The last time that Bryan McNulty was coaching a game, he was busy winning a state title.

McNulty led the Warren softball team to the Class 4A state championship in June.

He's hoping the lessons he learned on that ride will help in his new journey. In the midst of softball season, McNulty was named Warren's football head coach, replacing longtime coach Dave Mohapp.

"Winning the softball state championship was so great," McNulty said. "I think the biggest thing I took away was the poise and patience that it takes to get to that point.

"At the beginning of the season, we were just OK. We finished third in our conference. But we steadily built ourselves into a really good team, a playoff team.

"No one judges you on what you do at the beginning, they're looking at what you do at the end."

McNulty has some top-shelf athletes who can help the Blue Devils, who finished 7-4 in 2013, be relevant at the end of 2014.

Senior wide receiver Caleb Reams has committed to Illinois while junior running back Darrius Crump, a transfer from Carmel, is already turning heads.
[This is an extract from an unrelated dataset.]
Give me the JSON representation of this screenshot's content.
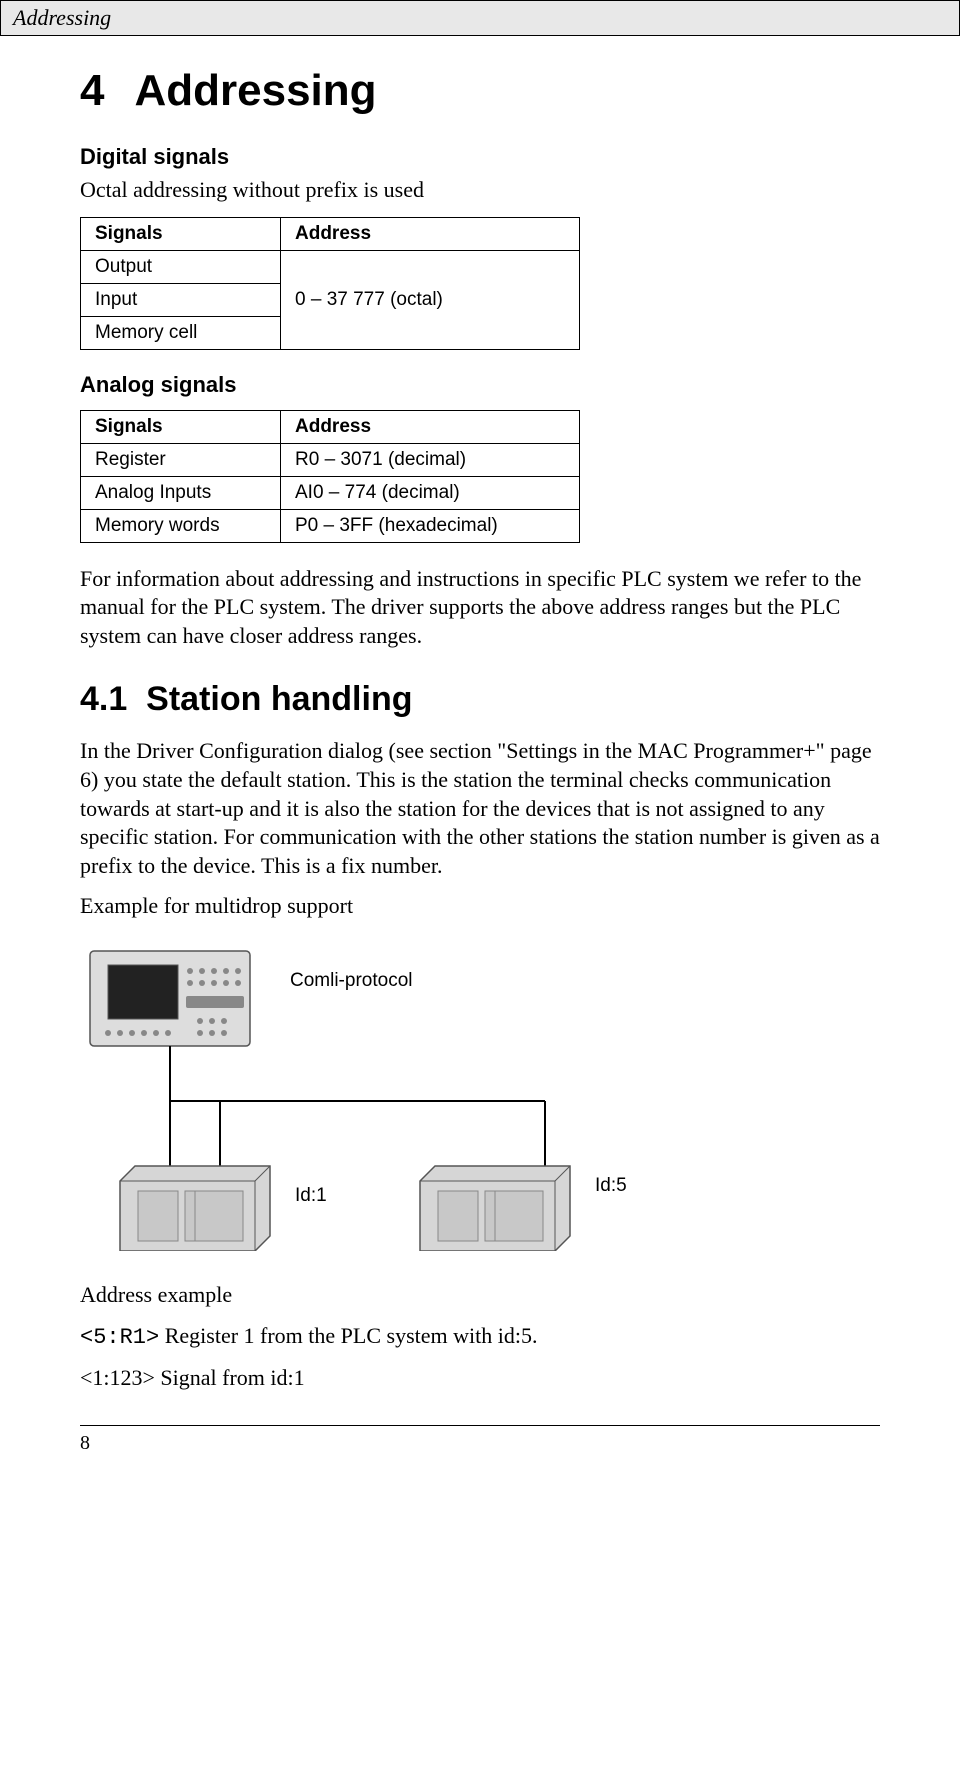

"We've got a Big Ten football player on our team," McNulty says enthusiastically of Reams. "He can do certain things that others just can't.

Crump, meanwhile, stays on his feet better than most.

"He doesn't go down easy on contact at all," McNulty said of Crump. "He's such a competitive runner. He's got the ability to take it to the house at any time."

Quarterback Jay Nickell, who backed up his brother Andrew last season, and gigantic linemen Joey Zumpano (6-foot-5, 285 pounds) and Javon Burruss (6-foot-6, 335 pounds) round out the biggest names on offense.

Burruss is a transfer from DeLaSalle.

"I coached Andrew (Nickell), and Jay is a lot like him," said McNulty, who had been an assistant coach and underlevel coach at Warren for five years. "Both of those kids are just very calm and poised.

"Our offensive philosophy is that we'll put the ball in the hands of our best players."

Some of Warren's best players happen to be on defense.

"The strength of this senior class is defense," said McNulty, pointing to the impressive preseason camps of a few veterans: linebackers Nick Turner and Mike Brierton and cornerback Jerry Powe. "We have good size on defense. We'll try to be very physical."

The Blue Devils will also be trying for their seventh playoff berth in eight years, and their third straight.

"I've been out of high school football for a couple of years so I'm not sure yet exactly what our expectations should be," said McNulty, who was an assistant football coach at Lake Forest College over the last two falls. "And our conference is very tough. But we do seem to be pretty good."